Regular articleNeural correlates of incongruous visual information: An event-related fMRI study
Introduction
Incongruity is the quality generated by the violation of norms and expectations built up over a lifetime. Multiple behavioral studies have shown a memory advantage for incongruous versus commonplace material (e.g., Riefer and LaMay, 1998). This result is commonly known as the “bizarreness effect.” To provide a better understanding of the neural correlates of this effect, we conducted a functional magnetic resonance imaging (fMRI) experiment directly contrasting responses evoked by incongruous versus ordinary visual stimuli. A corresponding memory advantage was demonstrated for incongruous over ordinary stimuli in a behavioral recognition experiment.

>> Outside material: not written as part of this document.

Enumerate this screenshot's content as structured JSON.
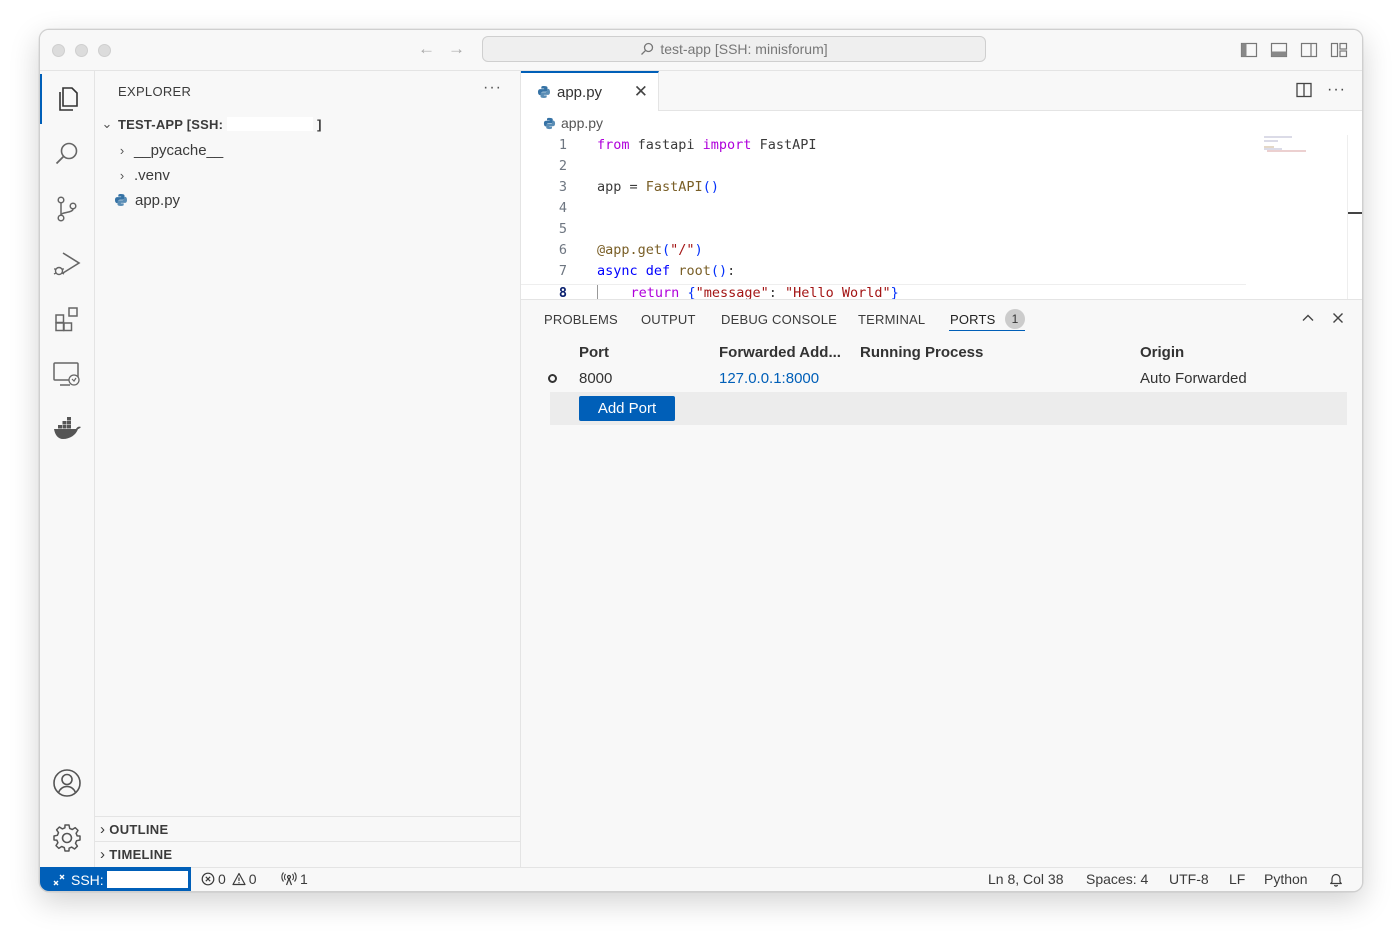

Previous studies have established that semantically incongruous sentences (e.g., “The soldier licked the kittens”) are better recalled than ordinary sentences (e.g., “The man read a book”) Cornoldi et al 1988, Hirshman et al 1989, McDaniel and Einstein 1986, Nicolas and Marchal 1996, Riefer and LaMay 1998, Worthen and Marshall 1996. Incongruity in these studies typically is induced by violating semantic consistency, for example, by attributing human actions to animals and artifacts or vice versa. Subjects typically are asked to read incongruous and ordinary sentences with attention to semantic content. A memory advantage on subsequent testing for incongruous material has so far been reliably demonstrated mostly with recall (as opposed to recognition) tasks and with mixed (including incongruous and ordinary items) rather than pure lists.

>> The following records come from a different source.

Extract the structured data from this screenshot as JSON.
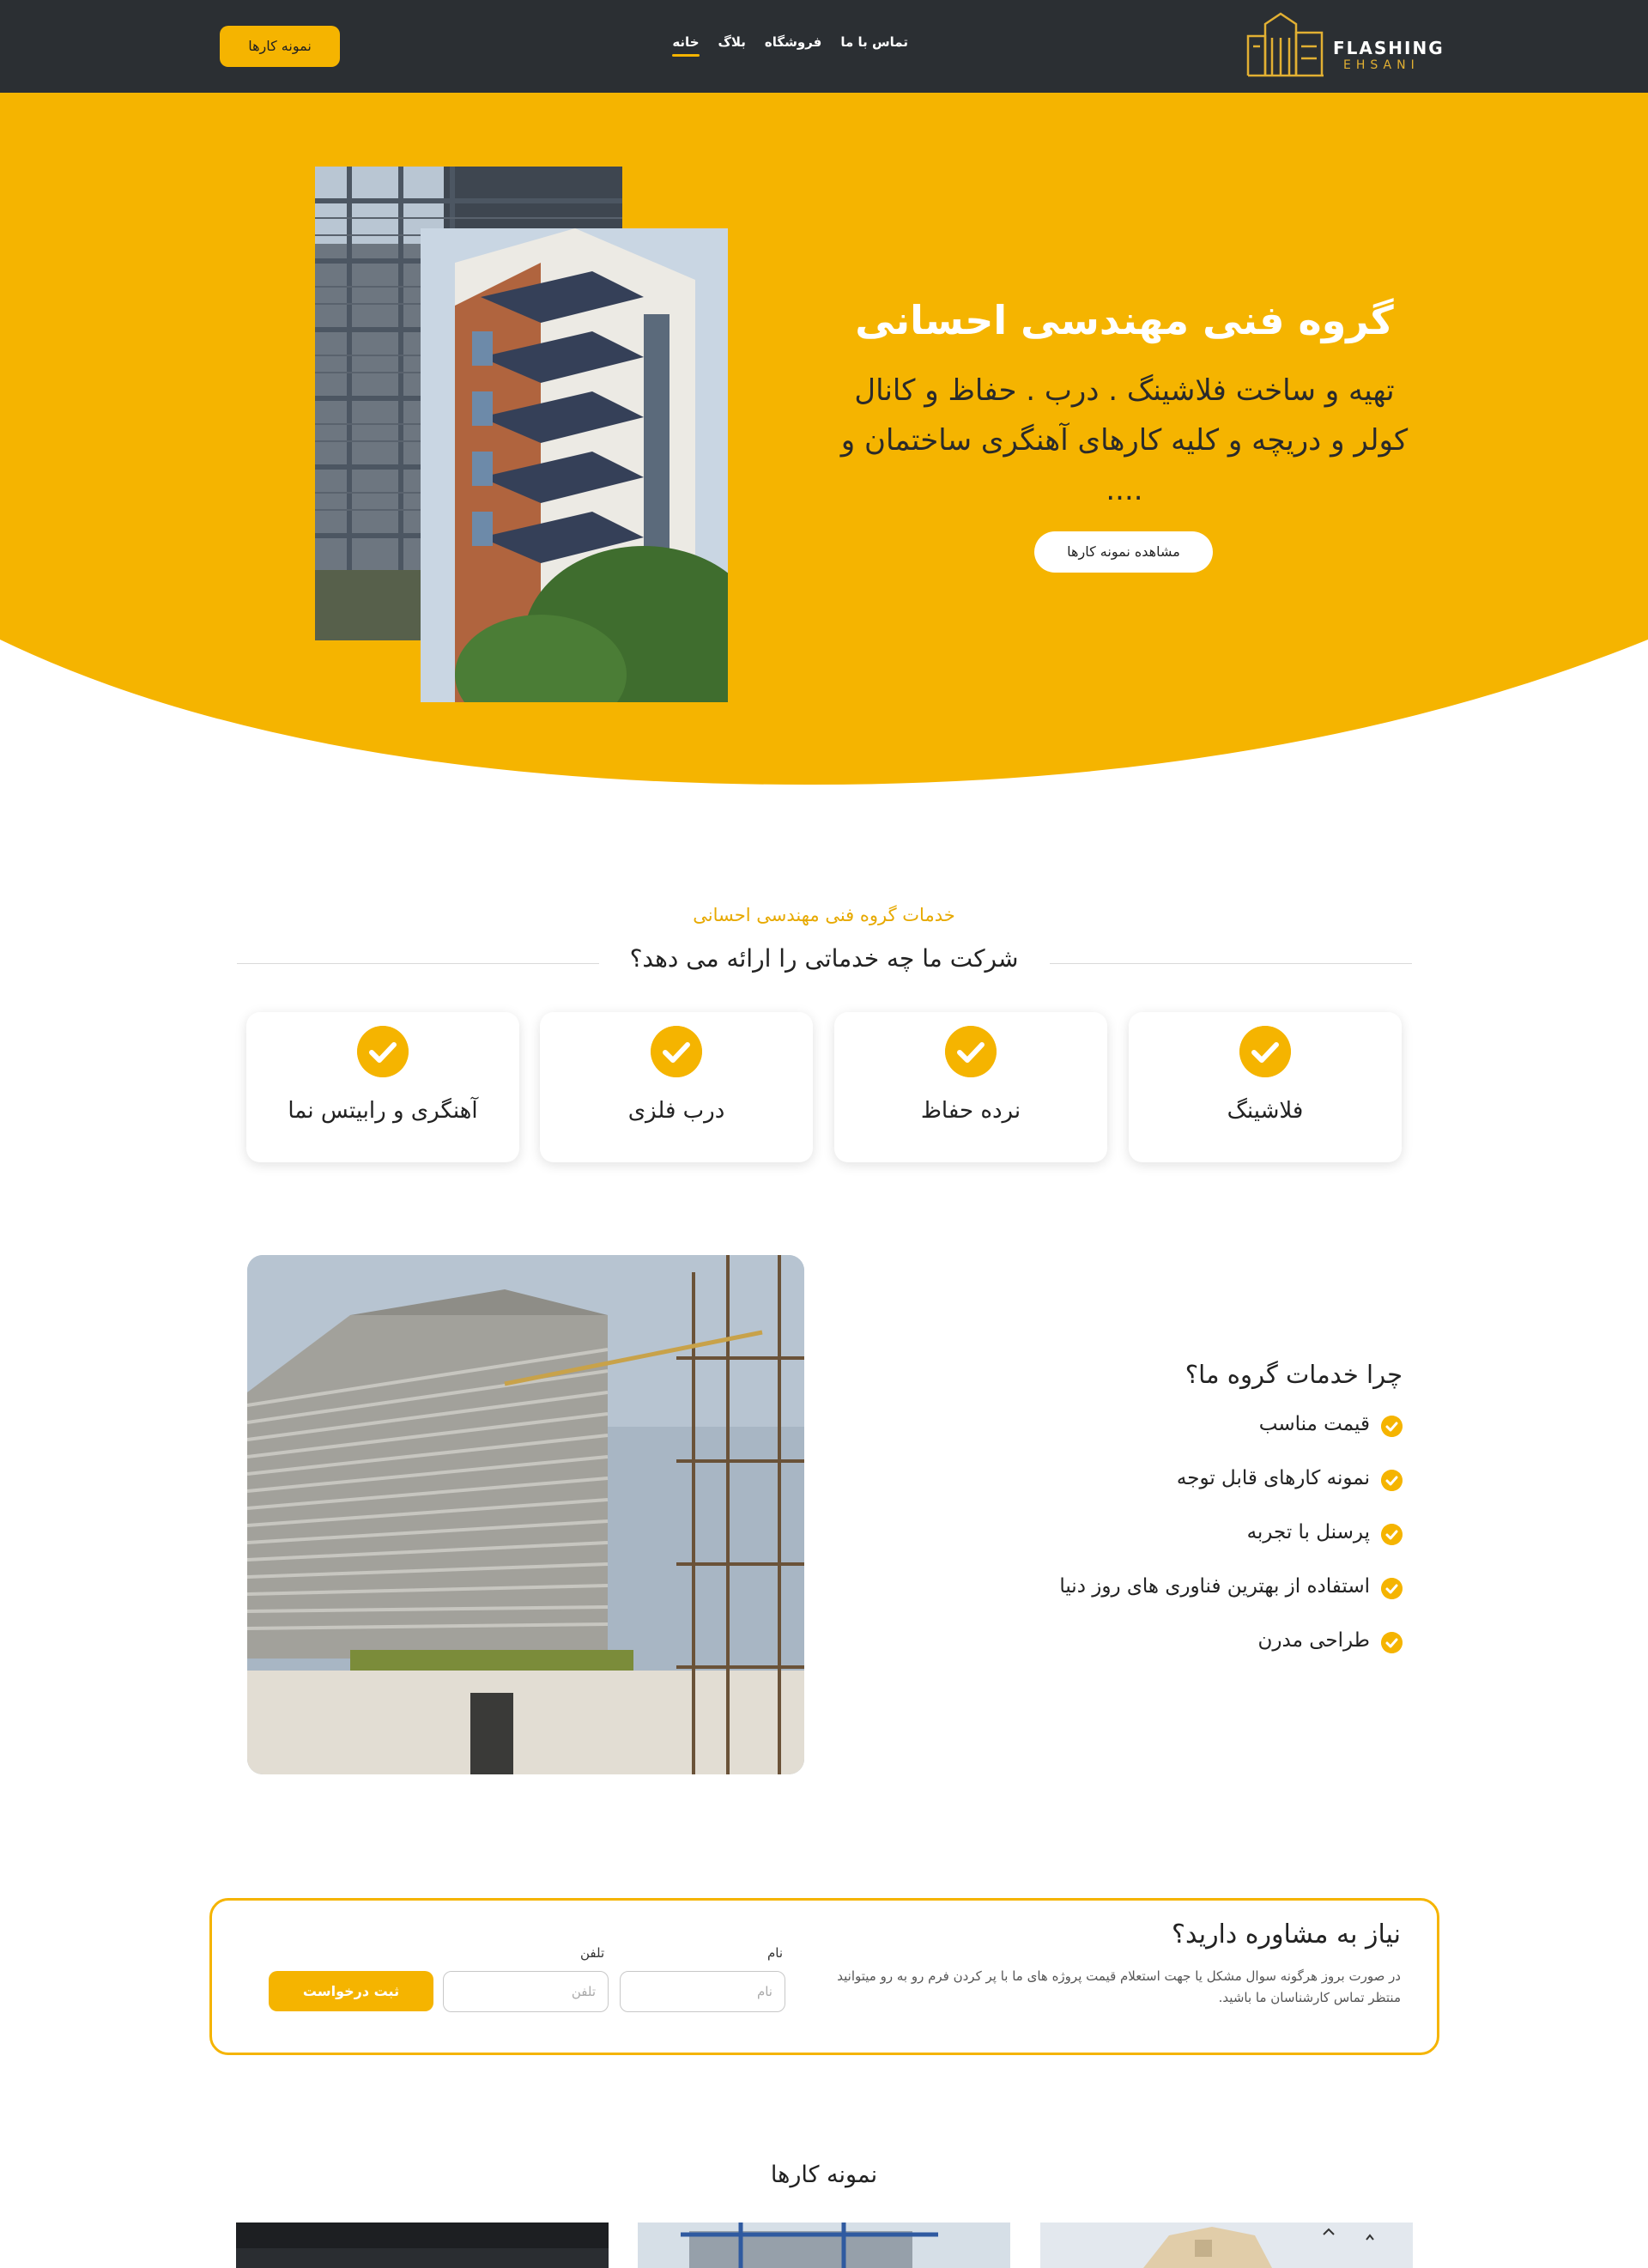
{
  "header": {
    "logo_title": "FLASHING",
    "logo_subtitle": "EHSANI",
    "nav": [
      {
        "label": "خانه",
        "active": true
      },
      {
        "label": "بلاگ",
        "active": false
      },
      {
        "label": "فروشگاه",
        "active": false
      },
      {
        "label": "تماس با ما",
        "active": false
      }
    ],
    "cta_label": "نمونه کارها"
  },
  "hero": {
    "title": "گروه فنی مهندسی احسانی",
    "description": "تهیه و ساخت فلاشینگ . درب . حفاظ و کانال کولر و دریچه و کلیه کارهای آهنگری ساختمان و ....",
    "button_label": "مشاهده نمونه کارها"
  },
  "services": {
    "kicker": "خدمات گروه فنی مهندسی احسانی",
    "heading": "شرکت ما چه خدماتی را ارائه می دهد؟",
    "items": [
      "فلاشینگ",
      "نرده حفاظ",
      "درب فلزی",
      "آهنگری و رابیتس نما"
    ]
  },
  "why": {
    "title": "چرا خدمات گروه ما؟",
    "items": [
      "قیمت مناسب",
      "نمونه کارهای قابل توجه",
      "پرسنل با تجربه",
      "استفاده از بهترین فناوری های روز دنیا",
      "طراحی مدرن"
    ]
  },
  "consult": {
    "title": "نیاز به مشاوره دارید؟",
    "text": "در صورت بروز هرگونه سوال مشکل یا جهت استعلام قیمت پروژه های ما با پر کردن فرم رو به رو میتوانید منتظر تماس کارشناسان ما باشید.",
    "name_label": "نام",
    "name_placeholder": "نام",
    "phone_label": "تلفن",
    "phone_placeholder": "تلفن",
    "submit_label": "ثبت درخواست"
  },
  "portfolio": {
    "title": "نمونه کارها"
  },
  "colors": {
    "accent": "#f5b400",
    "header_bg": "#2b2f33",
    "text": "#222222"
  }
}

Several mutually nonexclusive interpretations of the bizarreness effect are currently under debate (see, e.g., Worthen et al., 2000). One possibility is that incongruous stimuli elicit extra (more elaborated) processing because they are more difficult to make sense of in the context of expected properties and semantic norms (the elaboration hypothesis) Merry 1980, Wollen and Cox 1981. According to this view, the extra elaboration given to incongruous items strengthens their memory trace much as deep, semantically elaborated tasks encourage memorization in standard memory paradigms (e.g., Craik and Lockhart 1972, Craik and Tulving 1975. Related to this is the finding that the memory benefits of incongruity are due in part to distinctiveness in the encoding context Hunt and Elliot 1980, McDaniel and Einstein 1986. Another possibility is that incongruous stimuli elicit a surprise response due to the violation of expectations, which enhances contextual cues available for later recall (the surprise hypothesis; Hirshman et al., 1989).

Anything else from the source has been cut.